The weapon — which Llaneza legally acquired while living in Arizona and brought to California — increased the FBI's interest. FBI agents monitored his probation check-ins. They also began paying Llaneza's employer, a plumber, to work for them as a confidential informant. The plumber's updates on Llaneza's mental condition filled many pages of FBI reports, most of which remain sealed.

Some of these reports — excerpts of which were disclosed during his federal criminal case — detailed Llaneza's mental disabilities. The informant "noted that Matthew had the 'mind of a little child' and was 'slow and drooled, while his body often shook uncontrollably.'"

"Later on, in the course of their employment, the [informant] noted that Matthew had been medicated to the point that he could not hold a shovel," an agent wrote in another report.

The plumber told the FBI that Llaneza "was no longer interested in collecting weapons and wanted to stay out of trouble," and that while he would boast about being able to build bombs, he "always rebuts his boast by saying he wants to stay away from weapons and explosives in accordance with his probation." By early 2012, the informant told the FBI that Llaneza seemed "harmless."

But FBI agents, after gathering other information through an investigatory process known as an "assessment," determined that Llaneza was a national security threat. What this information was, how it was gathered, and who made this determination remain unknown. Assistant Federal Public Defender Jerome Matthews, who represented Llaneza, was unable to acquire these records. "The defense does not know what factors the FBI considered or how the assessment was performed," Matthews explained in a court filing.

Regardless, the FBI assessment set in motion an undercover sting in which an FBI agent posing as a Taliban leader planned a bank bombing with Llaneza. The FBI purchased a vehicle, provided simulated bomb-making materials, and secured a storage locker. Federal agents assembled the fake bomb, and the undercover agent who gained Llaneza's confidence accompanied him to a Bank of America branch on Hegenberger Road in Oakland where, on February 7, 2013, Llaneza attempted to detonate the bogus weapon.

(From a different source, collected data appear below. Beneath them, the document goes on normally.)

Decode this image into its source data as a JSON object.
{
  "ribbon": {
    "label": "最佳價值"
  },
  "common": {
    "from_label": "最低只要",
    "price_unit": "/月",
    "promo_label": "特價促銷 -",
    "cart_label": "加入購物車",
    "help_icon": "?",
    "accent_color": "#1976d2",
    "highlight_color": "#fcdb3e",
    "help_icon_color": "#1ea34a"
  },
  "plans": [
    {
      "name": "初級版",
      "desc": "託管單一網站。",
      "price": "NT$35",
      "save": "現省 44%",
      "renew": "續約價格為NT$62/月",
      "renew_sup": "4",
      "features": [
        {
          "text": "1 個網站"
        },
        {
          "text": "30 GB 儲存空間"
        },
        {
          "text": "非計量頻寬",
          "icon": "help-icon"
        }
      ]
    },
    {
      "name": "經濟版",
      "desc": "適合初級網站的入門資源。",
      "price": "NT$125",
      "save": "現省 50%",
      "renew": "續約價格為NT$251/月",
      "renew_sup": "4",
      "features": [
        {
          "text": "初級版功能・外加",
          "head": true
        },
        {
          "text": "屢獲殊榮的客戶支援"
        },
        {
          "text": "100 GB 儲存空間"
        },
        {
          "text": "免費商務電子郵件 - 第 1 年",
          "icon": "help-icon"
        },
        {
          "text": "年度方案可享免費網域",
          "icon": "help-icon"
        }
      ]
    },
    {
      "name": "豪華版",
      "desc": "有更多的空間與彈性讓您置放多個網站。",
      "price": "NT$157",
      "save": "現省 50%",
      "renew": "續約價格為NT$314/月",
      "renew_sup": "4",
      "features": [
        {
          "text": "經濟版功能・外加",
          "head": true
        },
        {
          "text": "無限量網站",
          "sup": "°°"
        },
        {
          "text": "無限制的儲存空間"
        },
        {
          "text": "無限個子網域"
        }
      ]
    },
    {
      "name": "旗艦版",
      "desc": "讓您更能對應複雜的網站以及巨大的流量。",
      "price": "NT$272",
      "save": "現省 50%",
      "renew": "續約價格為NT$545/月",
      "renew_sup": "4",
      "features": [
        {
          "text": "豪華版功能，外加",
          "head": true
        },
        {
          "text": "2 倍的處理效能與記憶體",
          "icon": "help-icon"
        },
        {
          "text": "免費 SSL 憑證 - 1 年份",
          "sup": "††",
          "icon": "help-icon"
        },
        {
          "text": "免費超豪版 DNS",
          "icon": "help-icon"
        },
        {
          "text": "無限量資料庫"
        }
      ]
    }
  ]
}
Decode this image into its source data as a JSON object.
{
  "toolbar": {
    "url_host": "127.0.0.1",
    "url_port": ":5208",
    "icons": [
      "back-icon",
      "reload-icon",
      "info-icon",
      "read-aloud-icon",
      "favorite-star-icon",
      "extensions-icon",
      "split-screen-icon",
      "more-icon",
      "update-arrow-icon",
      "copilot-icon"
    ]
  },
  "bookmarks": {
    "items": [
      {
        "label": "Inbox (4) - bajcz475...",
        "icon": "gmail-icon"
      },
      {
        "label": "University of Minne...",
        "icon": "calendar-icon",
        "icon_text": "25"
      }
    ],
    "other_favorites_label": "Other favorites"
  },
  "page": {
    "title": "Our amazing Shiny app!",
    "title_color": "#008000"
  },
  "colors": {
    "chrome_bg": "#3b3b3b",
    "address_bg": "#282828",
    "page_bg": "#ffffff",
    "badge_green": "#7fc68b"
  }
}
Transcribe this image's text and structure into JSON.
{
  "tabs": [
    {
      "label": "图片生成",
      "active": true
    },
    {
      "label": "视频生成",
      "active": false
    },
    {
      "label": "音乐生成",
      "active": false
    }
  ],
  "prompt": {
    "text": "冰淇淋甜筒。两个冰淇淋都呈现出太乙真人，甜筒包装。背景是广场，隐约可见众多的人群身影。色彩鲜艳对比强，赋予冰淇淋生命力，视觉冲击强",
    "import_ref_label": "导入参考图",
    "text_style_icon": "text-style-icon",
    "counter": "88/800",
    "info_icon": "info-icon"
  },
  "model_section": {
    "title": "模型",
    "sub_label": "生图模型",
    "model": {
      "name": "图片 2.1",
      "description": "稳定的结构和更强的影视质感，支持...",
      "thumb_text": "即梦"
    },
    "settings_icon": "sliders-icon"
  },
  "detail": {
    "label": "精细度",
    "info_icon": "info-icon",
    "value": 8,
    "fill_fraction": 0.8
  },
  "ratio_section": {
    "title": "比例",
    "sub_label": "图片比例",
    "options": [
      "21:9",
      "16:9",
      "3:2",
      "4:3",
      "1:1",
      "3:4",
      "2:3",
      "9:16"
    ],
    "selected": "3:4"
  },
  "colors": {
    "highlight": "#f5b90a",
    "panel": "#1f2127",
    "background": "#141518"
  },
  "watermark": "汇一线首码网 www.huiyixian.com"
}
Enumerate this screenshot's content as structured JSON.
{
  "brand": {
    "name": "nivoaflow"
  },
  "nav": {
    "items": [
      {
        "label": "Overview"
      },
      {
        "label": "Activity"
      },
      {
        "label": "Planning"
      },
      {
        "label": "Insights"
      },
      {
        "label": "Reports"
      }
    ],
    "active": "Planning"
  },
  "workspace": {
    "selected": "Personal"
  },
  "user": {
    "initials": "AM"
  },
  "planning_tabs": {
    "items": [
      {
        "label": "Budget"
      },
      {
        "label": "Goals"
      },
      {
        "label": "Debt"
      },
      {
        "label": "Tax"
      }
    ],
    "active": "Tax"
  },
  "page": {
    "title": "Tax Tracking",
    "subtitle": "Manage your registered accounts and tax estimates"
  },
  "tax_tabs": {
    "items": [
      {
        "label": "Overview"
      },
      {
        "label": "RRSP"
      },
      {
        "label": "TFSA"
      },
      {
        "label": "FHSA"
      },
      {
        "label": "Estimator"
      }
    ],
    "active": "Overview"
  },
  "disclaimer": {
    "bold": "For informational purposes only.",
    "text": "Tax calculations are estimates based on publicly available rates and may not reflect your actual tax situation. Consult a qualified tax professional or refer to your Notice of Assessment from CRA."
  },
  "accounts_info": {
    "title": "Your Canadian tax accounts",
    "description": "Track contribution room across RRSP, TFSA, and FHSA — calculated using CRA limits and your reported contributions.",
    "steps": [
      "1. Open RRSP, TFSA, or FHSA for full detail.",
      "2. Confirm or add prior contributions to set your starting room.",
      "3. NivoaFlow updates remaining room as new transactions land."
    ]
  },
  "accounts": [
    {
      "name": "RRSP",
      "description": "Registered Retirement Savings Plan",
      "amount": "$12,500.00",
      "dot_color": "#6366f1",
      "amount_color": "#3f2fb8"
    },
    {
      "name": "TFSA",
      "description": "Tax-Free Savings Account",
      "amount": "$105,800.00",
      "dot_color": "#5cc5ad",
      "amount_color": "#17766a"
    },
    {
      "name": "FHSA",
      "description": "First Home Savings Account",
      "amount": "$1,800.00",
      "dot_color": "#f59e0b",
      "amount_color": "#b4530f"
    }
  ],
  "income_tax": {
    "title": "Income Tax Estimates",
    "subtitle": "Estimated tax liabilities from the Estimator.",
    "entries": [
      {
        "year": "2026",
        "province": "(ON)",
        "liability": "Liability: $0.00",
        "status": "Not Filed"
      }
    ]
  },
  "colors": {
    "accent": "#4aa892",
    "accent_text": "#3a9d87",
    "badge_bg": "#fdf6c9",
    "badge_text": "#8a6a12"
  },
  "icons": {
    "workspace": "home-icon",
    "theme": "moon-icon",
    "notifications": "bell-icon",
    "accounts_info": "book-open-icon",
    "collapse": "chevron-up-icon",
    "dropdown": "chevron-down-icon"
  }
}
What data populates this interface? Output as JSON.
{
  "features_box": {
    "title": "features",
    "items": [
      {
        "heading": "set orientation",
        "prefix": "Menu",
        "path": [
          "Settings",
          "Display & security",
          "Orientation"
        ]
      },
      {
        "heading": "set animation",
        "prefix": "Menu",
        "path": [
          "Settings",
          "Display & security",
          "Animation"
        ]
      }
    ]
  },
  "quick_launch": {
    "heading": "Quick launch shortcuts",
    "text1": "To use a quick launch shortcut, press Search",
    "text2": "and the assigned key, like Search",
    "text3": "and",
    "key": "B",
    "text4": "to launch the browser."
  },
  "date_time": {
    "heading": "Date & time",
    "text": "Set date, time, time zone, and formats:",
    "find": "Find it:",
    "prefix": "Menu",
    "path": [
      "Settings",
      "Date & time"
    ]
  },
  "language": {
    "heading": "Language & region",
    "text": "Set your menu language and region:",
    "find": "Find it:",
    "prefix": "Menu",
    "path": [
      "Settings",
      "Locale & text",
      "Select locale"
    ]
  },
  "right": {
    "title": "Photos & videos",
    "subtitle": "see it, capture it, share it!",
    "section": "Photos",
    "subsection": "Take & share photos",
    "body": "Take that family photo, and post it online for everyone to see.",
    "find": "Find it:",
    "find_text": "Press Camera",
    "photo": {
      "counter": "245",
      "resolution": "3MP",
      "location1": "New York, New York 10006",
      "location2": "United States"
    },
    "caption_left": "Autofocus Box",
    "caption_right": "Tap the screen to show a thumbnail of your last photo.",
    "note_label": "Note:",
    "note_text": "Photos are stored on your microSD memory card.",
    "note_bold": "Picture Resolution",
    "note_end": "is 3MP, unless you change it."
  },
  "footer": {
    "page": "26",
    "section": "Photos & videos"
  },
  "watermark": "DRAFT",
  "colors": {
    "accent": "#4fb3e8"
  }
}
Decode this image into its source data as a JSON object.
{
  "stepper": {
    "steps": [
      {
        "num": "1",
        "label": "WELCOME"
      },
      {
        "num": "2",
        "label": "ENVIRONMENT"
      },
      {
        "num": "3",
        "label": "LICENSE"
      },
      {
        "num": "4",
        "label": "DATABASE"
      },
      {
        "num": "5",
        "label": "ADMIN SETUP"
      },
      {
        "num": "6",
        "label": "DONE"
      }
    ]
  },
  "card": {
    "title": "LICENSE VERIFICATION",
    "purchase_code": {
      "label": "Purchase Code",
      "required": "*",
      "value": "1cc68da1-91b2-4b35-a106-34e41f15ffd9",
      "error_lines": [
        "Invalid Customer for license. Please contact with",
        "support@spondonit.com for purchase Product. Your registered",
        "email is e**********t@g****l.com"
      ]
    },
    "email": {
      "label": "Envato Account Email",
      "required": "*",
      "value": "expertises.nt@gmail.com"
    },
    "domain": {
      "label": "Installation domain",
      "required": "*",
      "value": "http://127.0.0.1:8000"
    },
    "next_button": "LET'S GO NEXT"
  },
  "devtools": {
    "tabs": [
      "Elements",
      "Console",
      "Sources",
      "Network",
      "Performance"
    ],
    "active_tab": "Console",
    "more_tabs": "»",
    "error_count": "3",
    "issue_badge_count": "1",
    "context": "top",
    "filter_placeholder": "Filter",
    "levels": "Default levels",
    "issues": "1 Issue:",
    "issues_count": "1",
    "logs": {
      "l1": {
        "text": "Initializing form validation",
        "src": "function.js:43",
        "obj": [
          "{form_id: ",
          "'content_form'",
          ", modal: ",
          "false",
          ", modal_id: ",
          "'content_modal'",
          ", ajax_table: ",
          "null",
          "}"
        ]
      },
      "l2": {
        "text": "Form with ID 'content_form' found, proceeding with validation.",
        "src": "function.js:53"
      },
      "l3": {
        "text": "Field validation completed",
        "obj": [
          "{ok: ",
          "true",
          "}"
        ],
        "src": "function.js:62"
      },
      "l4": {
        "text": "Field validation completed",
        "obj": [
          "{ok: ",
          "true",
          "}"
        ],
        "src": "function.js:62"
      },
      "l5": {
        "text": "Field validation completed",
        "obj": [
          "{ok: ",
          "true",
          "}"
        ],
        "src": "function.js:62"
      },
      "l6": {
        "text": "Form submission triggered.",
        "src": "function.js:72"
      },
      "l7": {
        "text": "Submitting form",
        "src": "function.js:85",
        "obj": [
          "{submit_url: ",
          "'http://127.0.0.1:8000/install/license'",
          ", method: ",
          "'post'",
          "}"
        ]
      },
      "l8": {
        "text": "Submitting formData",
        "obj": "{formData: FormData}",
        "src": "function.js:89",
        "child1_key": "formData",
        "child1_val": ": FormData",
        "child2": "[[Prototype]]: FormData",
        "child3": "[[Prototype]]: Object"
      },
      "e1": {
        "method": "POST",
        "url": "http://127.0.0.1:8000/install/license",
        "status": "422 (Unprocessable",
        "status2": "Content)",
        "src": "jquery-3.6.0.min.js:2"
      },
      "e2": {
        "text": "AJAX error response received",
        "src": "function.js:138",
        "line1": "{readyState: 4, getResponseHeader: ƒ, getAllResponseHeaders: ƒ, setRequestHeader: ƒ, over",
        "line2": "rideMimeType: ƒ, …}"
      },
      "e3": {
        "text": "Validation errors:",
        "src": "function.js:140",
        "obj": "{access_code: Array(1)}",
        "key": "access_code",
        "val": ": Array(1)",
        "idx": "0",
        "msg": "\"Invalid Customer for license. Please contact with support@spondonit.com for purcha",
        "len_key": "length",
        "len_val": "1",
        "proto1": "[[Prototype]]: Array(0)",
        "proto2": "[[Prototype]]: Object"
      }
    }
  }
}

The following day, the feds issued press releases about Llaneza's arrest. The FBI had foiled a bank bombing, newspapers and TV news reported.

"There's a timeline for how these cases play out," said Zahra Billoo, director of the Council on American-Islamic Relations San Francisco Chapter, in a recent interview. "There's an initial flurry of media coverage, and then it goes dark. And in many cases, these suspects are in solitary confinement for long amounts of time."

Llaneza was described in the press as a radicalized Muslim terrorist — he converted to Islam in 2004 at a San Jose mosque. Prosecutors said he wanted to spark a civil war by prompting a government crackdown after the bombing.

Sensing that media was missing crucial parts of the story, Billoo contacted religious leaders in San Jose to figure out what actual ties Llaneza had to the broader Muslim community. She couldn't find much. "No one I reached out to knew who he was," said Billoo. "This wasn't a deeply religious kid who was going to the mosque and was radicalized at the mosque."

Billoo pushed back against the narrative that this was an Islamic terrorist plot. Instead, it appeared to be a case in which a mentally disabled man was recruited by FBI agents posing as the Taliban. The real threat wasn't Llaneza. It would have been the person or organization that had the influence and resources to recruit a person like Llaneza, provide him with a vehicle, a bomb, a storage locker, and other technical and logistical resources.